Sur le plan technique, la tâche mobiliserait l’informatique des administrations fiscales. Elle nécessiterait peut-être des investissements en la matière, mais pas forcément, car les ordinateurs de Bercy sont déjà habitués à de nombreuses subtilités dues aux cas particuliers et exemptions diverses. En tout état de cause, le coût de la réforme, qui nécessiterait des campagnes de communication, serait modique. Il serait peut-être compensé, grâce à un regain partiel du consentement à l’impôt, par une réduction des contournements de l’impôt qui constituent actuellement un sport national.
Il serait sans doute nécessaire de réécrire ou du moins d’expliquer les noms, parfois peu explicites, de certaines misions budgétaires. Il serait possible aussi de limiter au début de sa mise en œuvre le choix des missions, pour présenter à tous, sans omettre les principales missions, un projet simple et compréhensible.
La CSG aussi, pour les non imposables
Plus de la moitié des Français, qui ne paient pas d’impôt sur le revenu, se trouveraient exclus de la réforme ; c’est pourquoi on ne peut se contenter de la promouvoir en tant que petit privilège à accorder aux imposables comme le font MM. Woerth et Copé. Il serait au contraire possible de l’étendre à la Contribution sociale généralisée (CSG), l’impôt le plus comparable, payé par tous ou presque. On pourrait prévoir pour lui un formulaire, adapté de la déclaration de revenus, permettant aux personnes assujetties à la CSG de choisir une partie de son affectation. Si possible dans la même proportion que celle qui serait choisie pour l’impôt sur le revenu des imposables, par équité.
Dans la mesure où ceux qui paient seulement la CSG ne seraient pas consultés sur l’impôt sur le revenu, il serait logique que ceux qui paient ce dernier ne soient pas consultés sur leur CSG.

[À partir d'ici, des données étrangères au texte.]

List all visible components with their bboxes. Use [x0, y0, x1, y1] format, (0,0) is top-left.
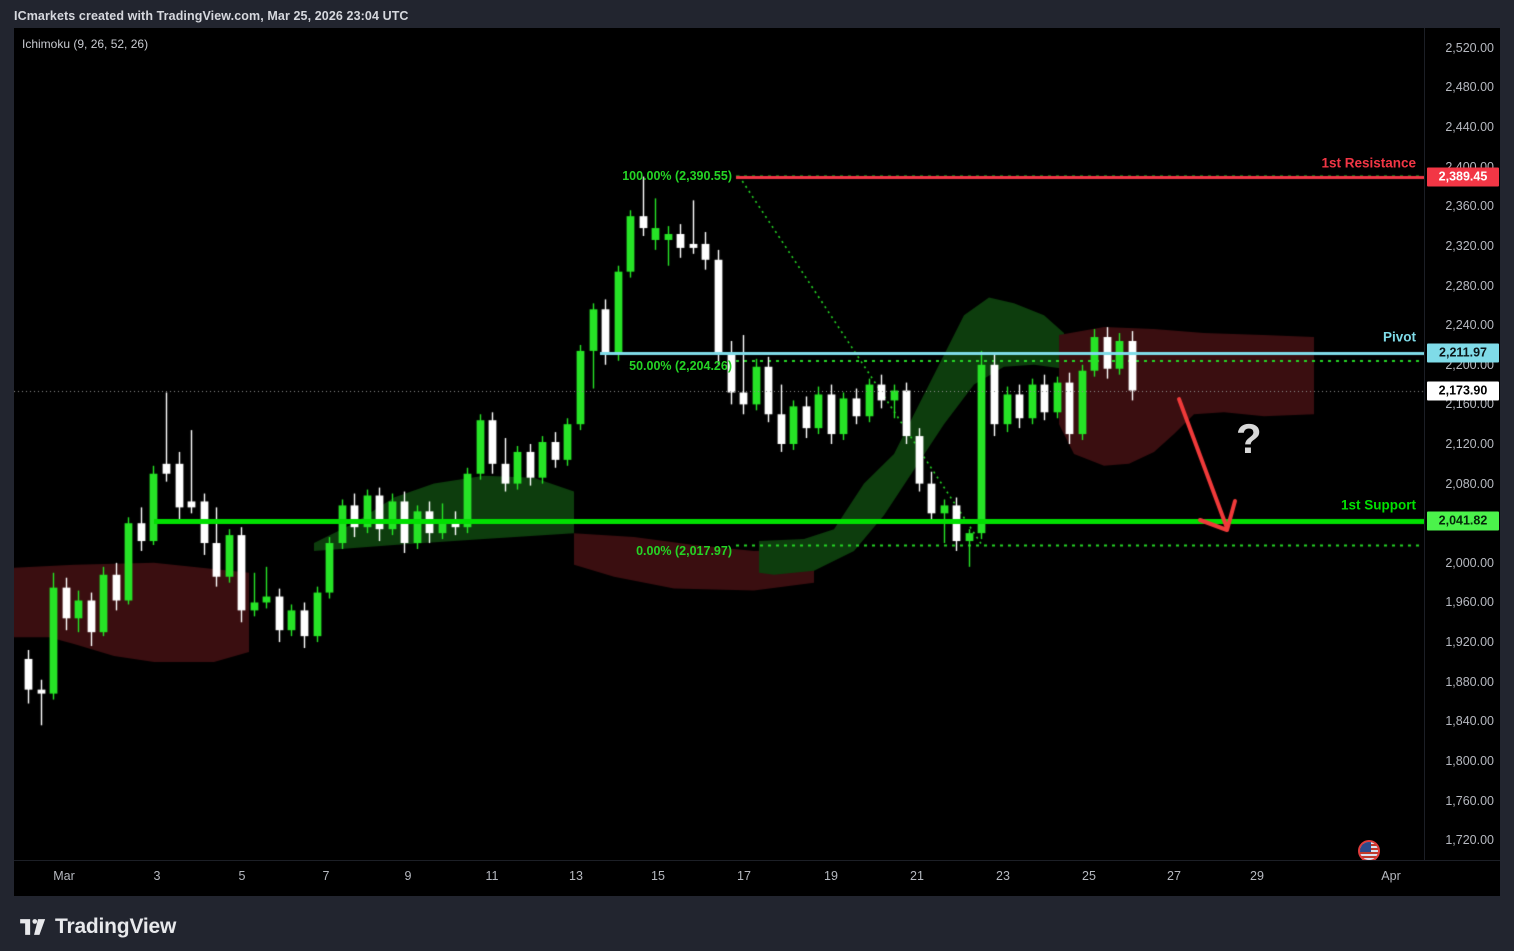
- time-axis-tick: 11: [485, 869, 499, 883]
- price-axis-tick: 2,120.00: [1445, 437, 1494, 451]
- indicator-legend-ichimoku[interactable]: Ichimoku (9, 26, 52, 26): [22, 37, 149, 51]
- price-axis-tick: 2,360.00: [1445, 199, 1494, 214]
- question-mark-annotation: ?: [1236, 415, 1262, 462]
- candlestick-canvas[interactable]: [14, 28, 1424, 860]
- time-axis-tick: 29: [1250, 869, 1264, 883]
- time-axis-tick: Apr: [1381, 869, 1401, 883]
- resistance-price-badge[interactable]: 2,389.45: [1427, 167, 1499, 187]
- price-axis-tick: 2,160.00: [1445, 397, 1494, 412]
- price-axis-tick: 1,960.00: [1445, 595, 1494, 610]
- pivot-price-badge[interactable]: 2,211.97: [1427, 343, 1499, 363]
- chart-frame: Ichimoku (9, 26, 52, 26) 100.00% (2,390.…: [14, 28, 1500, 896]
- last-price-badge[interactable]: 2,173.90: [1427, 381, 1499, 401]
- price-axis-tick: 2,080.00: [1445, 476, 1494, 491]
- support-price-badge[interactable]: 2,041.82: [1427, 511, 1499, 531]
- pivot-zone-label: Pivot: [1382, 329, 1416, 345]
- tradingview-mark-icon: [20, 919, 46, 935]
- time-axis-tick: 7: [322, 869, 330, 883]
- time-axis-tick: 19: [824, 869, 838, 883]
- price-axis-tick: 2,440.00: [1445, 120, 1494, 135]
- fib-label-50: 50.00% (2,204.26): [629, 358, 732, 373]
- time-axis-tick: Mar: [53, 869, 75, 883]
- resistance-zone-label: 1st Resistance: [1321, 155, 1416, 171]
- price-axis-tick: 2,480.00: [1445, 80, 1494, 95]
- tradingview-logo: TradingView: [20, 915, 176, 939]
- time-axis-tick: 15: [651, 869, 665, 883]
- support-zone-label: 1st Support: [1340, 497, 1416, 513]
- time-axis-tick: 23: [996, 869, 1010, 883]
- price-axis-tick: 1,760.00: [1445, 793, 1494, 808]
- price-axis-tick: 1,720.00: [1445, 833, 1494, 848]
- price-axis-tick: 2,320.00: [1445, 238, 1494, 253]
- fib-label-100: 100.00% (2,390.55): [622, 169, 732, 184]
- us-flag-event-icon[interactable]: [1358, 840, 1380, 860]
- price-axis-tick: 2,520.00: [1445, 40, 1494, 55]
- time-axis-tick: 17: [737, 869, 751, 883]
- price-axis-tick: 2,240.00: [1445, 318, 1494, 333]
- attribution-text: ICmarkets created with TradingView.com, …: [14, 9, 409, 23]
- chart-plot-area[interactable]: Ichimoku (9, 26, 52, 26) 100.00% (2,390.…: [14, 28, 1424, 860]
- price-axis-tick: 2,000.00: [1445, 555, 1494, 570]
- time-axis-tick: 21: [910, 869, 924, 883]
- time-axis-tick: 13: [569, 869, 583, 883]
- time-axis-tick: 27: [1167, 869, 1181, 883]
- fib-label-0: 0.00% (2,017.97): [636, 544, 732, 559]
- time-axis[interactable]: Mar 3 5 7 9 11 13 15 17 19 21 23 25 27 29 Apr: [14, 860, 1500, 896]
- price-axis-tick: 1,880.00: [1445, 674, 1494, 689]
- price-axis[interactable]: 2,520.002,480.002,440.002,400.002,360.00…: [1424, 28, 1500, 860]
- price-axis-tick: 1,920.00: [1445, 635, 1494, 650]
- time-axis-tick: 3: [153, 869, 161, 883]
- time-axis-tick: 5: [238, 869, 246, 883]
- time-axis-tick: 25: [1082, 869, 1096, 883]
- flag-canton: [1360, 842, 1371, 852]
- time-axis-tick: 9: [404, 869, 412, 883]
- price-axis-tick: 1,840.00: [1445, 714, 1494, 729]
- price-axis-tick: 2,280.00: [1445, 278, 1494, 293]
- price-axis-tick: 1,800.00: [1445, 753, 1494, 768]
- tradingview-wordmark: TradingView: [55, 915, 177, 938]
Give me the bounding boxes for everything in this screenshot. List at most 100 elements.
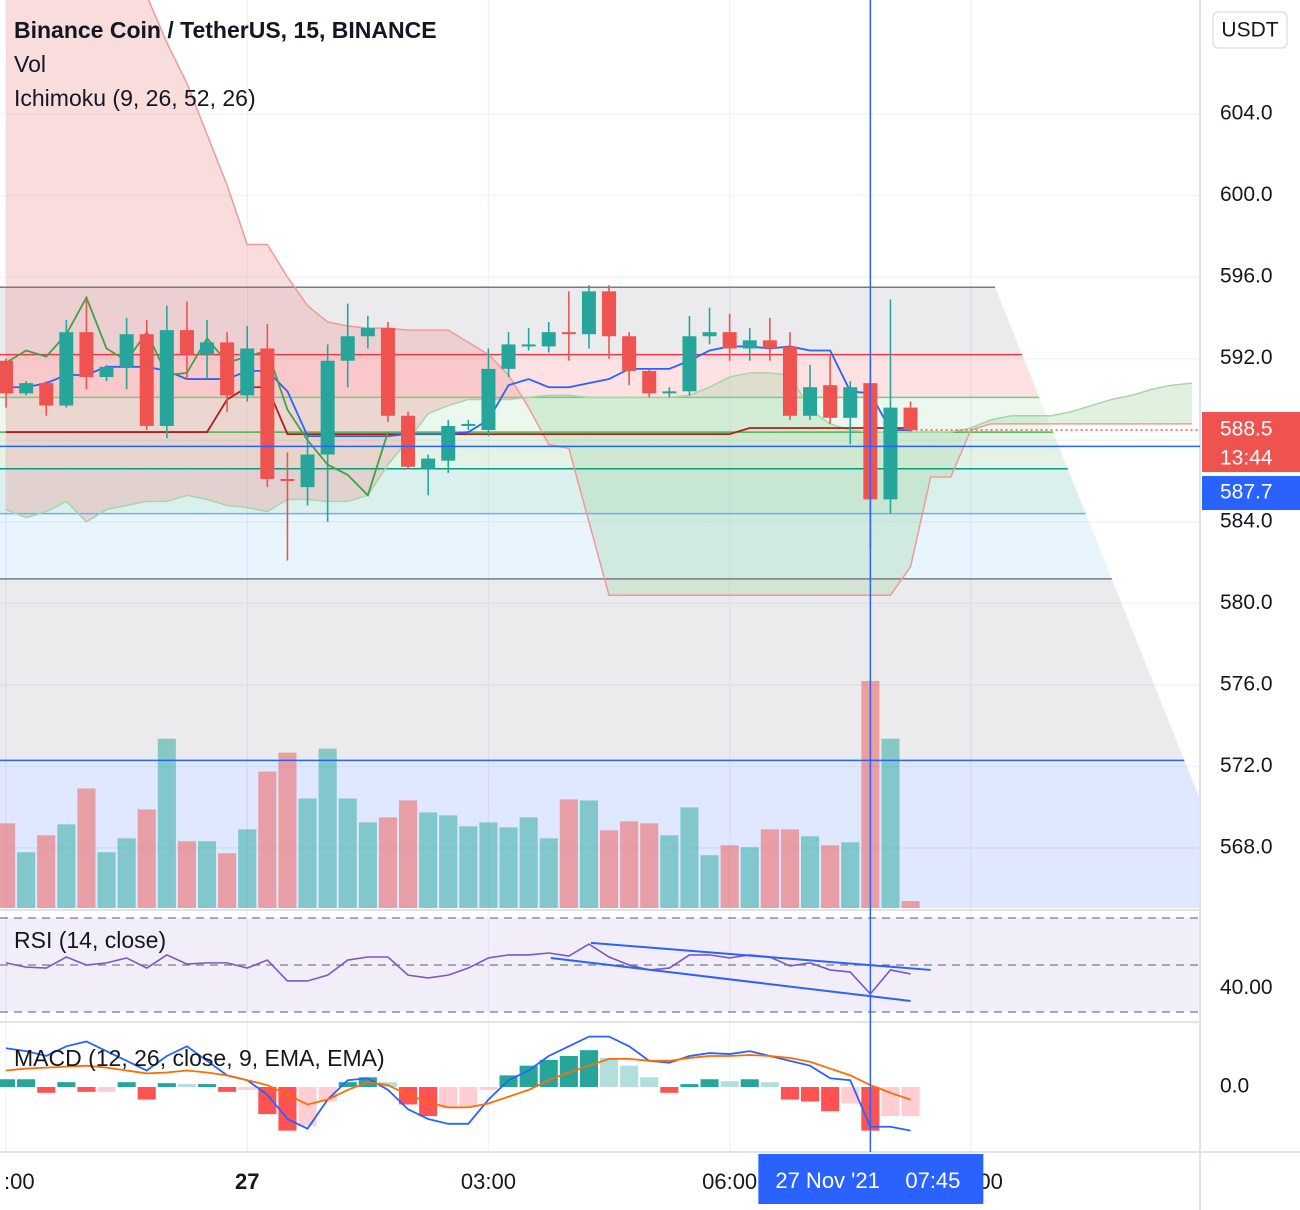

La protection sociale ayant un besoin essentiel de la CSG pour son financement, dont 20 % des recettes des régimes de base dépendent (Commission des Comptes de la Sécurité sociale, « Les comptes de la sécurité sociale, résultats 2019 », septembre 2020, securite-sociale.fr), il faudrait sans doute, pour les assujettis à la seule CSG, limiter le choix proposé à une des branches de la sécurité sociale, et non à une des missions du budget de l’Etat. Le choix serait peut-être moins satisfaisant intellectuellement, mais il n’est pas n’interdit d’espérer que cette limitation serait provisoire. Du moins de la part du parti socialiste - et probablement des autres partis de gauche, dont EELV - qui soutient depuis longtemps la fusion de l’impôt sur le revenu et de la CSG, ce qui permettrait de décloisonner les choix.